Acoustic energy decreases gradually as it propagates through the intervening tissues. Anatomically the pancreas lies in deep abdomen and is surrounded by many important anatomic structures. The gas-containing organs such as the gastrointestinal (GI) tracts are poor transmitters of US beam which affects HIFU targeting and ablation 13. In our pilot study, damage to the adjacent tissues was observed due to gas in the GI tracts. In the present study, we chose small mongrel pigs weighing only about 25 kg and carefully emptied the GI tract by fasting and senna-induced catharsis before HIFU. In addition, a rubber bag filled with degassed water was placed between the integrated transducer and skin. In Group B and C, a water bag with proper pressure was able to expel the intervening tissues and shorten the distance between the transducer and the pancreas. The necrotic volumes in Group A were somewhat larger than those in Group B and C (but not significant), probably due to the presence of gas ex vivo. In this study, the volumes of coagulation necrosis in all samples were within an ideal range. The actual biological focal regions might not be necessarily equal to physical focus regions in HIFU treatment 14.

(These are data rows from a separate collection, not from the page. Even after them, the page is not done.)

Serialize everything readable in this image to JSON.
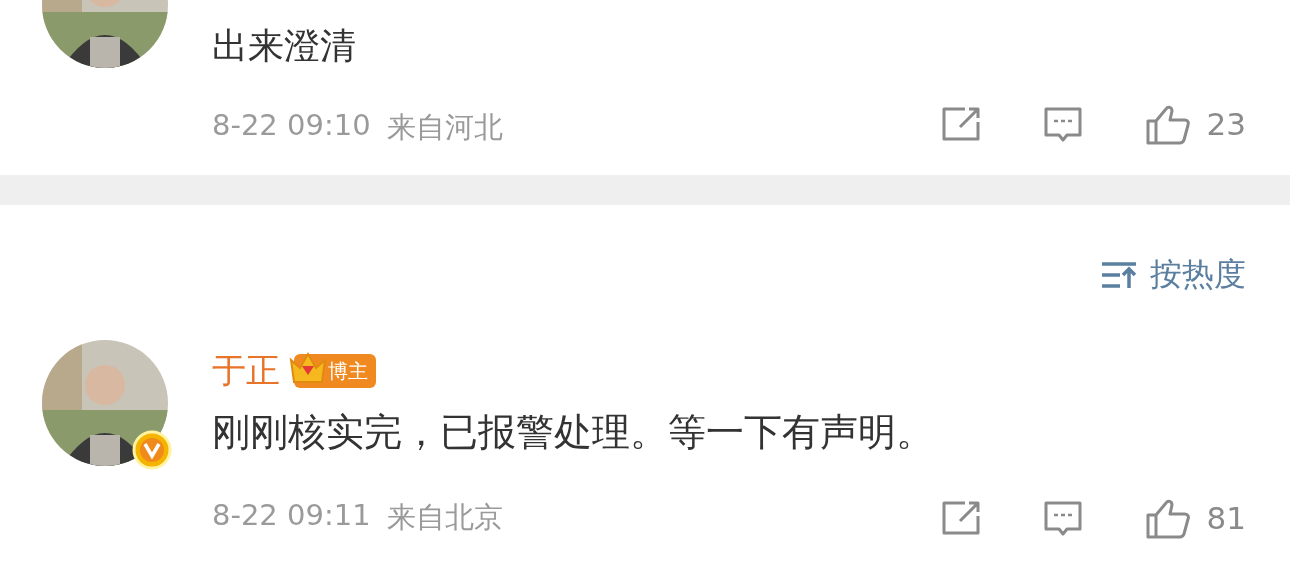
{
  "previous_comment": {
    "text": "出来澄清",
    "time": "8-22 09:10",
    "location": "来自河北",
    "likes": "23"
  },
  "sort": {
    "label": "按热度"
  },
  "comments": [
    {
      "verified": true,
      "author": "于正",
      "badge": "博主",
      "text": "刚刚核实完，已报警处理。等一下有声明。",
      "time": "8-22 09:11",
      "location": "来自北京",
      "likes": "81"
    }
  ]
}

In the present study, we demonstrated that HIFU is effective and safe for the ablation of the pancreas in a swine model. Our results provide evidence supporting the clinical application of HIFU in patients with pancreatic cancer.

Table 2

Biochemistry results pre- and post-HIFU in group C

	Pre-HIFU	Day 0	Day 1	Day 2	Day 3	Day 5	Day 7
Urine
Amylas (U/L)	80.3±26.1	78.4±20.1	134.8±33.5	127.5±26.7	111.5±16.6	106.5±16.8	92.8±20.6
Blood
Amylas (U/L)	564.6±115.9	539.1±157.8	759.5±127.6	780.5±76.4	667.5±137.2	542.5±173.5	587.5±148.4
Glucose (mmol/L)	4.29±1.43	4.76±1.11	4.48±1.09	4.40±0.65	4.63±1.47	4.95±1.57	4.68 ±1.54
Total bilirubin (μmol/L)	14.4±6.1	15.3 ±6.3	16.9±4.9	19.9±4.4	12.1±3.1	12.2±3.2	11.2±2.5
Leukocyte (×109/L)	12.9±1.96	13.5±1.56	13.1±1.35	13.4±1.74	12.1±1.63	12.5±1.57	14.0±1.48
AST (mmol/L)	71.5±29.9	76.9±32.2±	78.3±21.3	59.5±27.3	54.2±31.1	99.0±35.5	49.8±38.4
BUN (mmol/L)	3.24±0.89	3.99±1.71	4.30±1.60	3.09±2.19	4.25±1.09	3.42±1.21	3.60±0.80

Data are presented as means±SD; All dataP > 0.05 vs pre-HIFU.

AST:glutamic oxaloacetic transaminase; BUN: blood urea nitrogen.